Alla "festa accademica" per l'economista della Cattolica, 75enne, Prodi non rinuncia certo a qualche riferimento all'attualità, ma rispettando l'atmosfera dell'aula magna di Largo Gemelli. «Leggo che alcuni economisti giungono a teorizzare la decrescita come modello evolutivo», osserva. Ma cita subito Siro Lombardini: il maestro italiano dell'«economia sociale di mercato», riferimento di Prodi come di Quadrio Curzio, di Beniamino Andreatta come di intere generazioni di economisti - «liberal-sociali» in quanto cattolici - al lavoro fra Milano, Bologna e Roma: dagli anni '60 ad oggi. Lombardini, lascia intendere Prodi, non avrebbe mai accettato di ragionare di economia e politica se non in chiave di sviluppo, di crescita produttiva e promozione civile dell'Azienda-Italia. E Quadrio Curzio, nei ringraziamenti finali, cita non a caso gli illuministi lombardi del '700 (da Verri a Beccaria) come ispiratori spirituali di cinquant'anni di studi poi dipanatisi all'ombra vasta di magisteri intellettuali come quelli di Ezio Vanoni, Francesco Vito e Giorgio Fuà.

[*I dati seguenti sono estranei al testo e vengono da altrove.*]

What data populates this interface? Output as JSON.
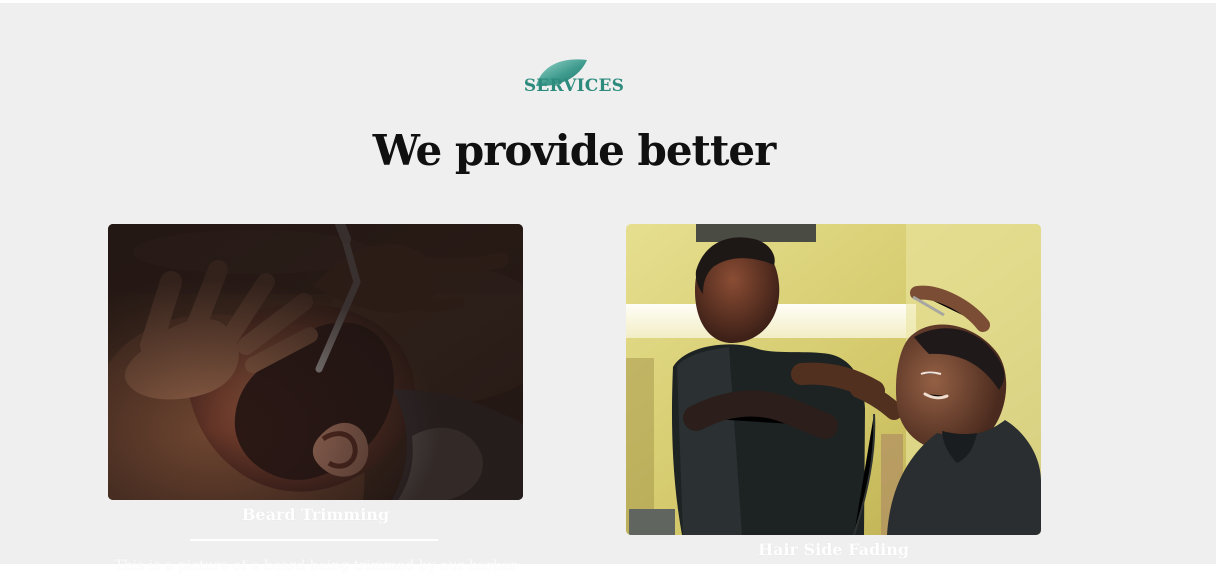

In platea - alla giornata di studi organizzata dalla Fondazione Centesimus Annus - non siedono solo professori e studenti. Ci sono Giovanni Bazoli, presidente di Intesa Sanpaolo; Giuseppe Guzzetti, presidente della Fondazione Cariplo e dell'Acri; Giorgio Squinzi, presidente di Confindustria («Quadrio Curzio è uno dei massimi econmomisti industriali al mondo»); Gabriele Galateri di Genola, presidente delle Generali. La presentazione del volume «Economia come scienza sociale - Teoria, istituzioni, storia», edito dal Mulino in onore di Quadrio Curzio, fin dalle premesse è comunque qualcosa di più di un evento istituzionale.
Il ministro Lorenzo Ornaghi, rettore uscente della Cattolica, sale sul palco per ricordare quando Gianfranco Miglio lo affiancò a Quadrio Curzio per studiare le patologie della spesa pubblica, applicando la teoria economica della rendita sul terreno politologico: «Oggi li chiameremmo "costi della politica"», sottolinea, mentre nelle prime file siede Pietro Giarda, collega sia in ateneo che a Palazzo Chigi.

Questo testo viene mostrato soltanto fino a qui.